Страница 20 из 24
— Ого! А как это вы так умудрились, расскажи?
— Ай, да не важно, потом как-нибудь расскажу. Работает телевизор в цвете, правда только три программы берет; морды показывает, горы, реки, да долины. Там воюют, там шпионы… И что? Что я там такого надеюсь узреть, чего нет у меня в подворотне, в штанах, или на Розиной барахолке? Или в лягавском обезьяннике (тьфу, тьфу, не к ночи будь помянут)?
Сигорд тоже отплюнулся и шутливо перекрестился.
— И чего ты там надеешься узреть?
— Так в том-то и дело, что ничего! Ни-че-го!
— Не ори.
— Если судить по фильмам, к примеру, то и у сильных мира сего не жизнь, а бесконечные проблемы: финансовые, семейные, служебные, со здоровьем, личностные…
— А личностные — это какие? Что ты имеешь в виду?
— Ну… Что не самореализовался. Что, например, коллега по кабинету министров — дурак дураком, а министр иностранных дел — с Господином Президентом за ручку, по Европам ездит, весь мир его знает, а ты, типа, тоже министр, но народного образования и на хрен никому не нужен в мировой политике, хотя достоин этого больше, чем остальные министры. Даже взяток почти неоткуда взять. Не состоялся, типа, как личность.
— Такой сюжет по нашему телевидению показывали???
— Нет, это я от себя уже говорю. Я к тому, что и преуспеяние — штука относительная.
— Ну и что?
— Что — что? Что — что? Что ты все заладил — что, что? Сигорд, ты как дурак какой-то! Я говорю, что бесполезно все, всюду и во всем тщета и суета сует. Понял?
— Это я еще у Экклезиаста читал, до тебя знаю про суету сует… Погоди, теперь я скажу. Вот мы с тобой лежим в своего рода обезьяннике, не лягавском, но тоже, знаешь ли…
— Да, кислое место.
— Именно. Взятки, кстати, на любом пригорке берутся, от тех, кто ниже ростом.
— Наполеон, Гитлер, Сталин тоже были невысокие, а весь мир на пальце вертели…
— Я образно выразился насчет роста, не перебивай же. Ты говоришь, повторяя за Экклезиастом: суета сует, это уже было, все пройдет, тщета… Да, верно. Однако, я добавляю от себя: это не повод унывать. Тщета и бесполезность — не причина им поддаваться. Всегда умрем, всегда успеем, а пока надо жить и барахтаться. Я тоже рассуждал как ты, пока не столкнулся с чудом.
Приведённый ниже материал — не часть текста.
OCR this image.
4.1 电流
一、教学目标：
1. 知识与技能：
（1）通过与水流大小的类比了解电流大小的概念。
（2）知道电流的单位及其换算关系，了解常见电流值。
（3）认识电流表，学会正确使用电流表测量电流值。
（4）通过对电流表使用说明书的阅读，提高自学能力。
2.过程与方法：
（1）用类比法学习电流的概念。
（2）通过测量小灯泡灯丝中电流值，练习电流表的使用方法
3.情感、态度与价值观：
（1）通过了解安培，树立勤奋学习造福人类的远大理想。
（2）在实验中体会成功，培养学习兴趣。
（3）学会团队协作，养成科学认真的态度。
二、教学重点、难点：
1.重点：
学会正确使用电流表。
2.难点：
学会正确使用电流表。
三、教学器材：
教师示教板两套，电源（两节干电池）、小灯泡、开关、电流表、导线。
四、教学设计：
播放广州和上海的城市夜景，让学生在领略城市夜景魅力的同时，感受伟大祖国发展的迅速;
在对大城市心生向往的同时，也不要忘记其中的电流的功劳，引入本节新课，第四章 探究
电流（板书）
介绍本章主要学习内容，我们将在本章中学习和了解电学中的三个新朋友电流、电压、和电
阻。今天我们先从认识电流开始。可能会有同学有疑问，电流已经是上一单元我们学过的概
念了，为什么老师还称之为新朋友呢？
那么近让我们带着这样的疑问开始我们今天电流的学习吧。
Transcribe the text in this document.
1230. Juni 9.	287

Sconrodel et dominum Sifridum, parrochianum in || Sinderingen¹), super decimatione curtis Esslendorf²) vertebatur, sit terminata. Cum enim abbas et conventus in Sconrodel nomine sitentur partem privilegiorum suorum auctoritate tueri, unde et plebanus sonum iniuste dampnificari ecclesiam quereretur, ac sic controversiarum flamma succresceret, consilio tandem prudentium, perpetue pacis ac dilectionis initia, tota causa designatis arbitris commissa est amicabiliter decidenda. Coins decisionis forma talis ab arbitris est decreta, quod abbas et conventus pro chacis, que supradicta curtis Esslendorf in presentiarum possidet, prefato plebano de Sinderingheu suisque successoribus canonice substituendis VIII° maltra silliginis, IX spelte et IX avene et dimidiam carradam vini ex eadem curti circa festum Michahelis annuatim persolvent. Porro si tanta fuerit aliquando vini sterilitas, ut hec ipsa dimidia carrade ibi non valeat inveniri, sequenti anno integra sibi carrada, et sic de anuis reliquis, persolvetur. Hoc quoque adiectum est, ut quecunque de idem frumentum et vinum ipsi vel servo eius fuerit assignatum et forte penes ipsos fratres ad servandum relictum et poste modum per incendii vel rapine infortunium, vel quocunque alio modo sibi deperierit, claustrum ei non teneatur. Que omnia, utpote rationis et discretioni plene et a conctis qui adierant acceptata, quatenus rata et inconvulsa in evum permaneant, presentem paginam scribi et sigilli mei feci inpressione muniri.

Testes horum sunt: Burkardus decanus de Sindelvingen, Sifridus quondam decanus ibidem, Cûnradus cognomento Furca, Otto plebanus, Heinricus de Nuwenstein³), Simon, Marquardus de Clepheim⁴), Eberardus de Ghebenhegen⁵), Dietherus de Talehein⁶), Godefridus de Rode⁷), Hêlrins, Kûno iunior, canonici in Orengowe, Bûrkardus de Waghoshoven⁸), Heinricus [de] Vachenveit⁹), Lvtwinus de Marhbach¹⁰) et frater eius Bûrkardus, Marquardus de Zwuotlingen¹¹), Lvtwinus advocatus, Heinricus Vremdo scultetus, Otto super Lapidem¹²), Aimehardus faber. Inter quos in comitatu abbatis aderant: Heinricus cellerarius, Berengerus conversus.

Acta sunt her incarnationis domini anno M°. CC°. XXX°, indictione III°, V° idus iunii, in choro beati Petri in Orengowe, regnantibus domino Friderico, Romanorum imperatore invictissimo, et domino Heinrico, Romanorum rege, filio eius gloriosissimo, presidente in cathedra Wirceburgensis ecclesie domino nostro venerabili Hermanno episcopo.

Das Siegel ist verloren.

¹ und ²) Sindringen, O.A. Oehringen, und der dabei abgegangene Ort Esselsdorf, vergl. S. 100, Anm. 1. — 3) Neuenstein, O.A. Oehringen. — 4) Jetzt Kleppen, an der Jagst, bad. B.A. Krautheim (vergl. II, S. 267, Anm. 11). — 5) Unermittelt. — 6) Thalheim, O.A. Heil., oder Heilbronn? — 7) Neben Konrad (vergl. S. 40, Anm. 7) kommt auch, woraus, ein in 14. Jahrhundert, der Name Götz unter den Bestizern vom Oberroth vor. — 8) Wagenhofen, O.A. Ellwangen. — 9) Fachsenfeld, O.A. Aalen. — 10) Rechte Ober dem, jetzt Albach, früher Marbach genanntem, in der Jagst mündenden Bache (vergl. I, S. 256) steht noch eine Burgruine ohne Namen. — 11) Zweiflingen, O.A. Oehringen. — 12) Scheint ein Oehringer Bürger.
— Каким чудом? Расскажи, Сигорд? — Сигорд раскрыл было рот, но передумал.
— Да… Было дело. Потом расскажу. Но впечатление сильное, всю жизнь мне перевернуло.
— А как давно это было? — Сигорд не заметил подвоха и честно ответил:
— Месяца не прошло.
— То-то, я смотрю, переродился ты нравственно и материально. Бритву украл, святых людей надинамил ложным раскаянием, бессовестно раскрутил на жратву и ночлег.
Сигорд покраснел с досады и… И рассмеялся нехотя.
— Да, уел меня живьем. И все-таки я дышу и мыслю, а ведь хотел умереть. И буду жить.
— А потом помрешь и никому дела не будет — Наполеон Бонапарт был ты внутри, или просто бездомный Сигорд. Разве что чертям в аду забот прибавишь.
— Да, но пока — поживу и буду этому радоваться. И… вообще… — Сигорд ответил не сразу, долго молчал, и обе последние фразы упали в пустоту: Титус заснул и ничего не слышал.
Сигорд ворочался на своей лежанке, вспоминая тот ночной разговор с Титусом о тщете человеческой жизни, вязкий, с неумелыми аргументами от обеих сторон… И Титус не сумел ему толком объяснить, что хотел сказать, и он Титусу какую-то чепуху на уши вешал, вместо того, чтобы сказать истину, такую, чтобы тот с одной фразы врубился и проникся… Как ему объяснить, что чудо — оно внутри живет, и греет, и освещает, и не зависит от интерьеров… Сигорд приподнял голову с подушки и огляделся. Полуразрушенный чердак заброшенного дома, грязь, распад… Дом смущенно закряхтел — все правильно, что есть, то и есть. Да теперь уже какая разница — осталось-то…
Сигорд осторожно опустил голову и плечи на лежанку, расправил затылком ватные комья и узлы под самодельной наволочкой, сооруженной из старой рубашки. Надо спать. Спать.